Infants born at such low birth weights are approximately 100 times more likely to die in the first year of life than are infants of normal birth weight (above 5 pounds 8 ounces). Very low birth weight infants who survive are at a significantly increased risk of severe problems, including physical and visual difficulties, developmental delays, and cognitive impairment, requiring increased levels of medical, educational, and parental care.
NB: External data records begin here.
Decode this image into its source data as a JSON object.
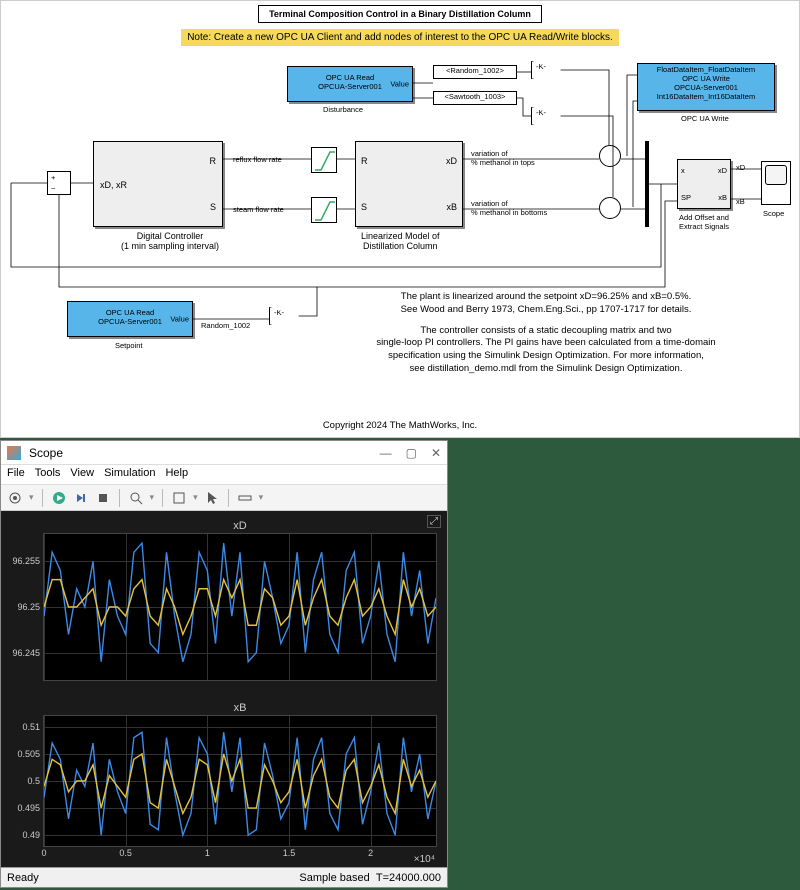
{
  "diagram": {
    "title": "Terminal Composition Control in a Binary Distillation Column",
    "note": "Note: Create a new OPC UA Client and add nodes of interest to the OPC UA Read/Write blocks.",
    "opc_read_disturbance": {
      "line1": "OPC UA Read",
      "line2": "OPCUA-Server001",
      "port": "Value",
      "caption": "Disturbance"
    },
    "opc_read_setpoint": {
      "line1": "OPC UA Read",
      "line2": "OPCUA-Server001",
      "port": "Value",
      "caption": "Setpoint"
    },
    "opc_write": {
      "line1": "FloatDataItem_FloatDataItem",
      "line2": "OPC UA Write",
      "line3": "OPCUA-Server001",
      "line4": "Int16DataItem_Int16DataItem",
      "caption": "OPC UA Write"
    },
    "tag_random": "<Random_1002>",
    "tag_sawtooth": "<Sawtooth_1003>",
    "random_lbl": "Random_1002",
    "gain": "-K-",
    "sum_plus": "+",
    "sum_minus": "−",
    "controller_in": "xD, xR",
    "controller_outR": "R",
    "controller_outS": "S",
    "controller_lblR": "reflux flow rate",
    "controller_lblS": "steam flow rate",
    "controller_caption1": "Digital Controller",
    "controller_caption2": "(1 min sampling interval)",
    "model_inR": "R",
    "model_inS": "S",
    "model_outD": "xD",
    "model_outB": "xB",
    "model_lblD1": "variation of",
    "model_lblD2": "% methanol in tops",
    "model_lblB1": "variation of",
    "model_lblB2": "% methanol in bottoms",
    "model_caption1": "Linearized Model of",
    "model_caption2": "Distillation Column",
    "offset_in1": "x",
    "offset_in2": "SP",
    "offset_out1": "xD",
    "offset_out2": "xB",
    "offset_caption1": "Add Offset and",
    "offset_caption2": "Extract Signals",
    "scope_caption": "Scope",
    "sig_xD": "xD",
    "sig_xB": "xB",
    "body1": "The plant is linearized around the setpoint xD=96.25% and xB=0.5%.",
    "body2": "See Wood and Berry 1973, Chem.Eng.Sci., pp 1707-1717 for details.",
    "body3": "The controller consists of a static decoupling matrix and two",
    "body4": "single-loop PI controllers. The PI gains have been calculated from a time-domain",
    "body5": "specification using the Simulink Design Optimization. For more information,",
    "body6": "see distillation_demo.mdl from the Simulink Design Optimization.",
    "copyright": "Copyright 2024 The MathWorks, Inc."
  },
  "scope": {
    "title": "Scope",
    "menu": {
      "file": "File",
      "tools": "Tools",
      "view": "View",
      "sim": "Simulation",
      "help": "Help"
    },
    "status_left": "Ready",
    "status_right1": "Sample based",
    "status_right2": "T=24000.000",
    "xaxis_exp": "×10⁴"
  },
  "chart_data": [
    {
      "type": "line",
      "title": "xD",
      "xlabel": "",
      "ylabel": "",
      "xlim": [
        0,
        24000
      ],
      "ylim": [
        96.242,
        96.258
      ],
      "xticks": [
        0,
        5000,
        10000,
        15000,
        20000
      ],
      "xtick_labels": [
        "0",
        "0.5",
        "1",
        "1.5",
        "2"
      ],
      "yticks": [
        96.245,
        96.25,
        96.255
      ],
      "series": [
        {
          "name": "signal1",
          "color": "#3c8ae6",
          "x": [
            0,
            500,
            1000,
            1500,
            2000,
            2500,
            3000,
            3500,
            4000,
            4500,
            5000,
            5500,
            6000,
            6500,
            7000,
            7500,
            8000,
            8500,
            9000,
            9500,
            10000,
            10500,
            11000,
            11500,
            12000,
            12500,
            13000,
            13500,
            14000,
            14500,
            15000,
            15500,
            16000,
            16500,
            17000,
            17500,
            18000,
            18500,
            19000,
            19500,
            20000,
            20500,
            21000,
            21500,
            22000,
            22500,
            23000,
            23500,
            24000
          ],
          "y": [
            96.249,
            96.256,
            96.254,
            96.247,
            96.252,
            96.25,
            96.255,
            96.244,
            96.253,
            96.249,
            96.247,
            96.256,
            96.257,
            96.246,
            96.245,
            96.256,
            96.249,
            96.244,
            96.247,
            96.256,
            96.254,
            96.246,
            96.257,
            96.249,
            96.256,
            96.244,
            96.245,
            96.255,
            96.251,
            96.246,
            96.248,
            96.256,
            96.245,
            96.253,
            96.256,
            96.247,
            96.245,
            96.254,
            96.256,
            96.246,
            96.249,
            96.255,
            96.247,
            96.244,
            96.256,
            96.249,
            96.254,
            96.246,
            96.251
          ]
        },
        {
          "name": "signal2",
          "color": "#e6c23c",
          "x": [
            0,
            500,
            1000,
            1500,
            2000,
            2500,
            3000,
            3500,
            4000,
            4500,
            5000,
            5500,
            6000,
            6500,
            7000,
            7500,
            8000,
            8500,
            9000,
            9500,
            10000,
            10500,
            11000,
            11500,
            12000,
            12500,
            13000,
            13500,
            14000,
            14500,
            15000,
            15500,
            16000,
            16500,
            17000,
            17500,
            18000,
            18500,
            19000,
            19500,
            20000,
            20500,
            21000,
            21500,
            22000,
            22500,
            23000,
            23500,
            24000
          ],
          "y": [
            96.25,
            96.253,
            96.253,
            96.25,
            96.25,
            96.251,
            96.252,
            96.248,
            96.25,
            96.25,
            96.249,
            96.252,
            96.253,
            96.249,
            96.248,
            96.252,
            96.25,
            96.247,
            96.249,
            96.252,
            96.252,
            96.249,
            96.253,
            96.251,
            96.253,
            96.248,
            96.248,
            96.252,
            96.251,
            96.248,
            96.249,
            96.253,
            96.248,
            96.251,
            96.253,
            96.249,
            96.248,
            96.251,
            96.253,
            96.249,
            96.25,
            96.252,
            96.249,
            96.247,
            96.253,
            96.25,
            96.252,
            96.249,
            96.25
          ]
        }
      ]
    },
    {
      "type": "line",
      "title": "xB",
      "xlabel": "",
      "ylabel": "",
      "xlim": [
        0,
        24000
      ],
      "ylim": [
        0.488,
        0.512
      ],
      "xticks": [
        0,
        5000,
        10000,
        15000,
        20000
      ],
      "xtick_labels": [
        "0",
        "0.5",
        "1",
        "1.5",
        "2"
      ],
      "yticks": [
        0.49,
        0.495,
        0.5,
        0.505,
        0.51
      ],
      "series": [
        {
          "name": "signal1",
          "color": "#3c8ae6",
          "x": [
            0,
            500,
            1000,
            1500,
            2000,
            2500,
            3000,
            3500,
            4000,
            4500,
            5000,
            5500,
            6000,
            6500,
            7000,
            7500,
            8000,
            8500,
            9000,
            9500,
            10000,
            10500,
            11000,
            11500,
            12000,
            12500,
            13000,
            13500,
            14000,
            14500,
            15000,
            15500,
            16000,
            16500,
            17000,
            17500,
            18000,
            18500,
            19000,
            19500,
            20000,
            20500,
            21000,
            21500,
            22000,
            22500,
            23000,
            23500,
            24000
          ],
          "y": [
            0.497,
            0.507,
            0.504,
            0.493,
            0.502,
            0.499,
            0.507,
            0.49,
            0.504,
            0.498,
            0.494,
            0.508,
            0.509,
            0.492,
            0.491,
            0.508,
            0.498,
            0.49,
            0.494,
            0.508,
            0.505,
            0.492,
            0.509,
            0.498,
            0.508,
            0.49,
            0.491,
            0.507,
            0.501,
            0.493,
            0.496,
            0.508,
            0.491,
            0.504,
            0.508,
            0.494,
            0.491,
            0.505,
            0.508,
            0.492,
            0.498,
            0.507,
            0.494,
            0.49,
            0.508,
            0.498,
            0.505,
            0.493,
            0.5
          ]
        },
        {
          "name": "signal2",
          "color": "#e6c23c",
          "x": [
            0,
            500,
            1000,
            1500,
            2000,
            2500,
            3000,
            3500,
            4000,
            4500,
            5000,
            5500,
            6000,
            6500,
            7000,
            7500,
            8000,
            8500,
            9000,
            9500,
            10000,
            10500,
            11000,
            11500,
            12000,
            12500,
            13000,
            13500,
            14000,
            14500,
            15000,
            15500,
            16000,
            16500,
            17000,
            17500,
            18000,
            18500,
            19000,
            19500,
            20000,
            20500,
            21000,
            21500,
            22000,
            22500,
            23000,
            23500,
            24000
          ],
          "y": [
            0.499,
            0.504,
            0.503,
            0.498,
            0.5,
            0.5,
            0.503,
            0.495,
            0.501,
            0.499,
            0.497,
            0.504,
            0.505,
            0.496,
            0.495,
            0.504,
            0.499,
            0.494,
            0.497,
            0.504,
            0.503,
            0.496,
            0.505,
            0.5,
            0.504,
            0.495,
            0.495,
            0.503,
            0.5,
            0.496,
            0.498,
            0.504,
            0.495,
            0.501,
            0.504,
            0.497,
            0.495,
            0.502,
            0.504,
            0.496,
            0.499,
            0.503,
            0.497,
            0.494,
            0.504,
            0.499,
            0.502,
            0.497,
            0.5
          ]
        }
      ]
    }
  ]
}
Infants born to non-Hispanic Black women are more than two and a half times more likely than infants born to mothers of other racial/ethnic groups to be born very low birth weight. Among infants born to non-Hispanic Black women, 3.2 percent were very low birth weight in 2006, compared to 1.1 percent of infants born to Asian/Pacific Islander women, 1.2 percent of infants born to non-Hispanic Whites and Hispanics, and 1.3 percent of infants born to American Indian/Alaska Native women. This difference is a major contributor to the disparity in infant mortality rates between non-Hispanic Black infants and infants of other racial/ethnic groups.

In 2006 (the latest year for which data are are available), the rate of very low birth weight was highest among babies born to mothers aged 45-54 years (3.5 percent). Mothers under 15 years of age also had high rates of very low birth weight (3.1 percent.) The rate was lowest among mothers aged 25-29 years (1.3 percent; data not shown).